82 Kayıt Bulundu.
Bize Muhammed b. Beşşâr, ona Muhammed b. Ca’fer ve Abdurrahman b. Mehdi, bu ikisine Şu’be, ona Hişam b. Zeyd Enes b. Mâlik’in şöyle anlattığını rivayet etti: Biz (bir yolculukta) Merrü’z-zahrân (denilen semt) den geçerken bir tavşanı ürkütüp kaçırdık. Yolcular onun arkasından koştularsa da yorulup aciz kaldılar. Bunun üzerine ben koştum ve nihayet hayvana yetiştim ve yakalayıp Ebu Talha’ya getirdim. Ebu Talha da tavşanı kesti ve butu ile uyluğunun üst tarafını (benimle) Hz. Peygamber’e (sav) gönderdi. Peygamber de bu hediyeyi kabul etti.”
Bize Ebü’l-Velid, ona Şu’be, ona Hişam b. Zeyd b. Enes, Enes b. Mâlik’in şöyle anlattığını rivayet etti: Biz Merru’z-zahran denilen yerde iken bir tavşan ürkütüp kaçırmıştık. Bunun üzerine topluluktakiler (yakalamak için peşinden) koşmuş, ama (yakalayamadan) yorulmuşlardı. Sonra ben onu tutmuş ve Ebu Talha’ya getirmiştim. O da onu boğazlamış ve iki uyluğunun üst taraflarını -veya “iki budunu” (Şu’be, hocasının hangisini söylediğinde şüphe etmiştir)- Rasulullah’a (sav) göndermiş, (Rasul-i Ekrem de) onları kabul buyurmuştu.

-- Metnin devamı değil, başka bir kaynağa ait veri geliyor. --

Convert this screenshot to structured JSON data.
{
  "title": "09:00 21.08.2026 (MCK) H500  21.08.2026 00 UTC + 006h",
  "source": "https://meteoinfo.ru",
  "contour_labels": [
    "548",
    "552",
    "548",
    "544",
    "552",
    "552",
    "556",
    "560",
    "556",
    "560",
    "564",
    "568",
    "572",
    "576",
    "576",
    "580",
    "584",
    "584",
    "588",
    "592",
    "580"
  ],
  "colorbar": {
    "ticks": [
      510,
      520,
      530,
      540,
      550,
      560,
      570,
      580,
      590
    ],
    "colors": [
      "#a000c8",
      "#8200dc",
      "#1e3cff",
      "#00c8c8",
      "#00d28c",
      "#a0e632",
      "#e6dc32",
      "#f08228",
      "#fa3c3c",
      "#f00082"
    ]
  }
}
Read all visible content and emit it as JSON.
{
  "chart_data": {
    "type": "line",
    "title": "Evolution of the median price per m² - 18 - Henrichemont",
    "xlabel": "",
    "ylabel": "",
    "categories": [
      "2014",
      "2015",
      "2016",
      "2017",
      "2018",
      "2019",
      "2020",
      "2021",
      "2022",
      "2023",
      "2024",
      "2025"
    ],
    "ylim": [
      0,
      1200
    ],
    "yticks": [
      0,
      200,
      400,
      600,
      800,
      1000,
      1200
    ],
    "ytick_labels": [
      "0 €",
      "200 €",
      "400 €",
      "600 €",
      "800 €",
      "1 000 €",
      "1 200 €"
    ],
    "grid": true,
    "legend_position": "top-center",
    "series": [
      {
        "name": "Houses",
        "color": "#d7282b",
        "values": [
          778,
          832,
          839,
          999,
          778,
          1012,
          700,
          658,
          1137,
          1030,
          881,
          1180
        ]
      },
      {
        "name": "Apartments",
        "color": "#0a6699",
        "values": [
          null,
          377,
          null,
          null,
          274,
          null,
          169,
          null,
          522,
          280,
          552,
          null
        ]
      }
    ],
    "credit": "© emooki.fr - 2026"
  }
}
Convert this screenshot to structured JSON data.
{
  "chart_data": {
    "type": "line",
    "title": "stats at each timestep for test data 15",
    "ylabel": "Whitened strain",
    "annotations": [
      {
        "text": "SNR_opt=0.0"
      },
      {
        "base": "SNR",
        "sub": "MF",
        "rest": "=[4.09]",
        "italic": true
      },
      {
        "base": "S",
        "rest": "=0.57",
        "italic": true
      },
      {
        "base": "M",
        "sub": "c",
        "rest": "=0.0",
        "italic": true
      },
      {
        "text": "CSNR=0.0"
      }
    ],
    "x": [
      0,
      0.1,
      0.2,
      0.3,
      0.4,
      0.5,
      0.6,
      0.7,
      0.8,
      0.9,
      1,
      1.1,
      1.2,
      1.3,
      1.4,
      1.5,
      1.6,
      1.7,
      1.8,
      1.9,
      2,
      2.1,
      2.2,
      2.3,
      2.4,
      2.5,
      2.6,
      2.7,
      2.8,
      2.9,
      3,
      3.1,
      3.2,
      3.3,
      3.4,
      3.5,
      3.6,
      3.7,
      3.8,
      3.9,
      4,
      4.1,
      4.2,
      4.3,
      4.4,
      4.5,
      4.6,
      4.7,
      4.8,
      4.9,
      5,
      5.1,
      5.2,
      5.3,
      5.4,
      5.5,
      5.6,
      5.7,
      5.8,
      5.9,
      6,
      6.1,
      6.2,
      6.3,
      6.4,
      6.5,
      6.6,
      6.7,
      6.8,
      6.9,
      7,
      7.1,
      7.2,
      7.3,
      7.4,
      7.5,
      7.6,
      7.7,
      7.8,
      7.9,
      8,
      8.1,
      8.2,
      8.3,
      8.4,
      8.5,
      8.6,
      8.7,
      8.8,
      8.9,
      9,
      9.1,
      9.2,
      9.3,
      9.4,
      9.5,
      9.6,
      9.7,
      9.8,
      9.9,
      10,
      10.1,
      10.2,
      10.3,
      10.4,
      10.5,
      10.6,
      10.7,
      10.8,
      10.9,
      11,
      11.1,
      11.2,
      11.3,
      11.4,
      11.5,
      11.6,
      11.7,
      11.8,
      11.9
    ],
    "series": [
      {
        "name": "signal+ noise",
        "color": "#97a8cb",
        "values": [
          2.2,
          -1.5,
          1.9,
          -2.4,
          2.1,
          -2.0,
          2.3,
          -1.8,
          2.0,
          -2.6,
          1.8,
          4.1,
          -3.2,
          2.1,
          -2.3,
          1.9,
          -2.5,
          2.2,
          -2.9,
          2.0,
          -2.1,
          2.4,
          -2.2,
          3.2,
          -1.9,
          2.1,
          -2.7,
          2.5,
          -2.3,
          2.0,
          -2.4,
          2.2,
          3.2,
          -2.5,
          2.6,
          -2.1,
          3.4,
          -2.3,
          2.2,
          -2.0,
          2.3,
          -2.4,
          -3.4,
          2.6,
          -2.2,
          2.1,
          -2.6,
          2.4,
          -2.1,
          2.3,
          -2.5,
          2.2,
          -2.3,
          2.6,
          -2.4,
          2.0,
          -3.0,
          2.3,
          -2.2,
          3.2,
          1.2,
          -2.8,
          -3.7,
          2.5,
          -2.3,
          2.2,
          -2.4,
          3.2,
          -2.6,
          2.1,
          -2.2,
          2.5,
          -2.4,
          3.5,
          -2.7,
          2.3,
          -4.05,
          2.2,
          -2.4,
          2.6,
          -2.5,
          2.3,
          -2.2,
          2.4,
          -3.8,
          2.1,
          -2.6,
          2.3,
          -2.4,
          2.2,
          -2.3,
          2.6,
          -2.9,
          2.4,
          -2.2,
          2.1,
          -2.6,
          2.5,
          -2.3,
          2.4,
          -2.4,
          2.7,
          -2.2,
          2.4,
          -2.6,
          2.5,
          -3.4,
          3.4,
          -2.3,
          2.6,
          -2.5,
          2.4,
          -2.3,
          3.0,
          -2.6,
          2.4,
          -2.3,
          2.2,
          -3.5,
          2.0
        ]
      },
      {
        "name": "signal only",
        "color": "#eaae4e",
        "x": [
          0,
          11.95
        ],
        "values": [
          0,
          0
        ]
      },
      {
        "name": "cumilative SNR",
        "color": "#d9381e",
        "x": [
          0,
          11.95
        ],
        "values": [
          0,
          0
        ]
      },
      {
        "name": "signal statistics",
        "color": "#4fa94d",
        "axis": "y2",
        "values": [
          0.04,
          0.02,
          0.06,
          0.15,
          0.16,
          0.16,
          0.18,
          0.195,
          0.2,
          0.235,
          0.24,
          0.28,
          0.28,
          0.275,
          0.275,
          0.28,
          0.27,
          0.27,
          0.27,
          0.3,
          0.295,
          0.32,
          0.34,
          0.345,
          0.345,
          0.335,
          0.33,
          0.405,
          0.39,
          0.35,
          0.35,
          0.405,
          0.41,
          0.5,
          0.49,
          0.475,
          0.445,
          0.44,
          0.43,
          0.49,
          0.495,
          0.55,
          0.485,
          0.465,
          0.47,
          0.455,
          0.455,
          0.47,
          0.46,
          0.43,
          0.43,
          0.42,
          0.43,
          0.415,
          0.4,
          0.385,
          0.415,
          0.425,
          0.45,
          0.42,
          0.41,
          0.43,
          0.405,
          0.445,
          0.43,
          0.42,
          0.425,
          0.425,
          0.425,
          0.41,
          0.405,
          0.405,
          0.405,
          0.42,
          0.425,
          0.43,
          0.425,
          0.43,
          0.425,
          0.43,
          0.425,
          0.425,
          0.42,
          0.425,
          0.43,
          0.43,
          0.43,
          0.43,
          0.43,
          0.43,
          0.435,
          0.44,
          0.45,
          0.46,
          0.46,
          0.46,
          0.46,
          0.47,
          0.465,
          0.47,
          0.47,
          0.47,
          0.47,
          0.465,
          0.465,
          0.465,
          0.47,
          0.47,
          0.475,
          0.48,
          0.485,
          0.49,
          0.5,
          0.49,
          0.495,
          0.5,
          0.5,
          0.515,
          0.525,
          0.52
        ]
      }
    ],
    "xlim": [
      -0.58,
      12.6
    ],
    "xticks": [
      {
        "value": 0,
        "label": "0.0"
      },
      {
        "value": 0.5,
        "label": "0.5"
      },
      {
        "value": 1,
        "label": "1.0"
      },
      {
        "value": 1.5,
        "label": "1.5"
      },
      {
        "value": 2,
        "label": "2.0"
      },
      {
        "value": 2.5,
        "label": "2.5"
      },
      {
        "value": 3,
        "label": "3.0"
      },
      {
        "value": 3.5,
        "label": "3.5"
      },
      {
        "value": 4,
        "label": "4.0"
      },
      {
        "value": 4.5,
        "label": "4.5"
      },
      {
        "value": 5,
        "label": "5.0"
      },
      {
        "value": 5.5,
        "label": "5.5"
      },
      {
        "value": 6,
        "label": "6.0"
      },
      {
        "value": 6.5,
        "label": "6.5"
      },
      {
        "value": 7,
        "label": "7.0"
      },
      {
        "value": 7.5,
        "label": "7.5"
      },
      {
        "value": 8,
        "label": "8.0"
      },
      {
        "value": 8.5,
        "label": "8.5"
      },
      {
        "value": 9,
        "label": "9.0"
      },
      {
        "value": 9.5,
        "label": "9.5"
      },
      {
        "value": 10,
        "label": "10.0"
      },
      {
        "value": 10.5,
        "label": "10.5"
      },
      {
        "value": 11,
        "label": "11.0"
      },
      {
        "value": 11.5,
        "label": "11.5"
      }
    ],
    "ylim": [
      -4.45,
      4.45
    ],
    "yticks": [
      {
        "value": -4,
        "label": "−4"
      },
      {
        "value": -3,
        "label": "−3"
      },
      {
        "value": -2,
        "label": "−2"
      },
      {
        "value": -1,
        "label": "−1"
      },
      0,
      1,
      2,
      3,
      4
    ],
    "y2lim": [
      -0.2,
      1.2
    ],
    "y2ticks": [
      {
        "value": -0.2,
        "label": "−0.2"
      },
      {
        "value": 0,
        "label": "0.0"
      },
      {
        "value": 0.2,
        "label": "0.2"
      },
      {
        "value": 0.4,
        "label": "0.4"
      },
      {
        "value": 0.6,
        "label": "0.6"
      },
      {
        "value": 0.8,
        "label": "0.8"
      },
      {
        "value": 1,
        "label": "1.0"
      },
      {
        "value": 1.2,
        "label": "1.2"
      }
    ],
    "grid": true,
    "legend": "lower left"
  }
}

Bize Ebû Bekr Muhammed b. el-Hasen b. Fûrek, ona Abdullah b. Ca‘fer, ona Yûnus b. Habîb, ona Ebû Dâvûd, ona Hişâm, ona Yahyâ b. Ebû Kesîr, ona da Abdullah b. Ebû Katâde, babasından rivayet etti. (Abdullah şöyle dedi:) Babam, Hudeybiye anlaşmasının olduğu sene Rasûlullah (s.a.v.) ile birlikte yola çıkmıştı. (Sonrasını babam şöyle anlattı:) Arkadaşlarım ihrama girmiş, ben ise girmemiştim. Rasûlullah (s.a.v.) yola çıktı, ben de arkadaşlarımla beraberdim. Aralarında gülüşmeye başladılar. Birden bir yaban eşeği gözüme ilişti! Ona doğru atılıp yaraladım. Köşeye kıstırıp kaçamaz hale getirdim. (Yakalamak için) arkadaşlarımdan yardım istedim, ama onlar bana yardım etmekten kaçındılar. (Avlayıp pişirdikten) sonra onu yedik. Ve (düşmanın) önümüzü keseceğinden korktuk. Bu sebeple atımı şahlandırarak yola koyuldum. Peygamber’i (s.a.v.) arıyordum. Gece yarısı Gıfâr kabilesinden bir adamla karşılaştım. Ona: – Sen Peygamber’in (s.a.v.) yanından ayrıldığında o nerede idi? diye sordum. O:, – Sukya’da idi, diye cevap verdi. Bunun üzerine ona yetişip; "– Ey Allah’ın Rasûlu, ashabın sana selam ediyor ve Allah’ın rahmeti senin üzerine olsun diliyorlar. Aranızdaki yolun düşman tarafından kesilerek sizinle irtibatlarının kopacağından kaygı duymaktalar. Dolayısıyla ey Allah'ın elçisi onları bekleyiniz." dedim. Ayrıca şunları dile getirdim: – Ben yaban eşeği avladım. Yanımda ondan artan bir miktar (et) var. Bunun üzerine Peygamber (s.a.v.) oradaki topluluğa ihramlı oldukları halde: – “Yiyin” buyurdu. Buhârî bu hadisi Sahîh’inde Muâz b. Fadâle’den, o da Hişâm’dan rivayet etmiştir. Müslim ise başka bir isnadla Hişâm’dan zikretmiştir.